Gabon: Julien Nkoghe Bekale ou la surprise du chef de l’Etat

Julien Nkoghe Bekale © D.R

Alors que les Gabonais attendaient depuis des semaines la nomination de celui qui conduira l’action gouvernementale depuis plusieurs jours, c’est finalement dans la nuit du vendredi 11 au samedi 12 janvier 2019 que son identité a été révélée .Pas annoncé parmi les prétendants au poste, c’est pourtant Julien Nkoghe Bekale qui succède à Emmanuel Issoze Ngondet avec la lourde charge de mettre en place une équipe dynamique capable de relever les défis auxquels fait face la nation gabonaise.

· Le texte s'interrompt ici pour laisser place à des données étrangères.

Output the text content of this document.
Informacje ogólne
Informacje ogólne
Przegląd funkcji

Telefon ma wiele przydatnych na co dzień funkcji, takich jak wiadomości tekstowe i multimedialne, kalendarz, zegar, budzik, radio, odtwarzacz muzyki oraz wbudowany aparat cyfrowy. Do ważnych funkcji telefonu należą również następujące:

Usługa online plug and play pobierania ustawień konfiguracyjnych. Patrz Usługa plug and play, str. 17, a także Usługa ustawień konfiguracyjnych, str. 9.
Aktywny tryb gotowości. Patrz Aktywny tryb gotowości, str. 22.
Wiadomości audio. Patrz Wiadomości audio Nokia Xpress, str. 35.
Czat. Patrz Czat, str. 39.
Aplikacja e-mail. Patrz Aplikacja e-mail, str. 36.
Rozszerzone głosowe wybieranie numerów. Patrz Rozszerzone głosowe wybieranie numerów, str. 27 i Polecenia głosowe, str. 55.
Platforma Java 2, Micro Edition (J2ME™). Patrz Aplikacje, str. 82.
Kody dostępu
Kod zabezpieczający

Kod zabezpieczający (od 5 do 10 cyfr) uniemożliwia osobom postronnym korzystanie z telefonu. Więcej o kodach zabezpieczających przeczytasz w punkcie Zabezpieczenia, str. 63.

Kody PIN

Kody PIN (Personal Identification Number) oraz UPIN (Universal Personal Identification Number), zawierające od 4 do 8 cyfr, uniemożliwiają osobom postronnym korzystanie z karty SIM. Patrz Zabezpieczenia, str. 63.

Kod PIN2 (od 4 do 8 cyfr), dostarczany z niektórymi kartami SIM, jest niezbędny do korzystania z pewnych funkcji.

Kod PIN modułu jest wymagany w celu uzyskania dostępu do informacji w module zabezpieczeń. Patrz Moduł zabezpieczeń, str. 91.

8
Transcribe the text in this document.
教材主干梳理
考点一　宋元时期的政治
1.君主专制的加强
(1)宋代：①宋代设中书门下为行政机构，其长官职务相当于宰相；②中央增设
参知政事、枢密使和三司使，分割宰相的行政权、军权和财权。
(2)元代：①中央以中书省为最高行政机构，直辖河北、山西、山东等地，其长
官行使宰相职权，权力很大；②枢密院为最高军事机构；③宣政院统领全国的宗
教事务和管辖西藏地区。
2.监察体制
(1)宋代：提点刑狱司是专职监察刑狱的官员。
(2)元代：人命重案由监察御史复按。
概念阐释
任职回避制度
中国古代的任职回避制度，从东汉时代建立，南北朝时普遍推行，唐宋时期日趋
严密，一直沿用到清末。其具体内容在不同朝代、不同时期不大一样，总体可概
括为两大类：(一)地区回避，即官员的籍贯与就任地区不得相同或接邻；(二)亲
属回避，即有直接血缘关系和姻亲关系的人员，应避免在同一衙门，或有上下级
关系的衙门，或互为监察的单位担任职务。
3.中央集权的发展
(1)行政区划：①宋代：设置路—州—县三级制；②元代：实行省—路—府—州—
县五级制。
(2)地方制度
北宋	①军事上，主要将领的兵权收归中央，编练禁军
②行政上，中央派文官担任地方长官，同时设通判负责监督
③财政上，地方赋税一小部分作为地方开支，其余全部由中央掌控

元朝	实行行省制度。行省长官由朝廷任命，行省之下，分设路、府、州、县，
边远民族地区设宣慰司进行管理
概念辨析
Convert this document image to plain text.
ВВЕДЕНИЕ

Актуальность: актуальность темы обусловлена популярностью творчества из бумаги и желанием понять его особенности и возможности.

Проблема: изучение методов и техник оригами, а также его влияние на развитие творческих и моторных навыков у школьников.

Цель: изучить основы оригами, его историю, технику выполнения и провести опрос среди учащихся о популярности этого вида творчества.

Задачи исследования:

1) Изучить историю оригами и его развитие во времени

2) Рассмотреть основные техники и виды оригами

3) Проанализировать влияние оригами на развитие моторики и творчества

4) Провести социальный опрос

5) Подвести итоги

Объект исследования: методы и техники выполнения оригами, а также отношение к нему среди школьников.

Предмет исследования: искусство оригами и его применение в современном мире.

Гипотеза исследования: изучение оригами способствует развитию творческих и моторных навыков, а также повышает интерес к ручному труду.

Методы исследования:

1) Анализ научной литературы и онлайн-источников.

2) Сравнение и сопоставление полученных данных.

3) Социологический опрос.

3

C’est aux environs d’une heure du matin que le nom du premier ministre a été décliné. Le choix du chef de l’exécutif Ali Bongo Ondimba s’est donc tourné vers Julien Nkoghe Bekale. Ce militant de longue date du Parti démocratique gabonais (PDG) reste un homme de l’ombre car méconnu du grand public.

Pourtant, le nouveau premier ministre n’est pas un novice dans l’appareil gouvernemental. En effet, l’homme âgé de 57 ans est un jeune expérimenté puisqu’il a déjà été ministre à plusieurs reprises : des mines, du pétrole et des hydrocarbures en 2009, des Transports et de l’Équipement en 2011.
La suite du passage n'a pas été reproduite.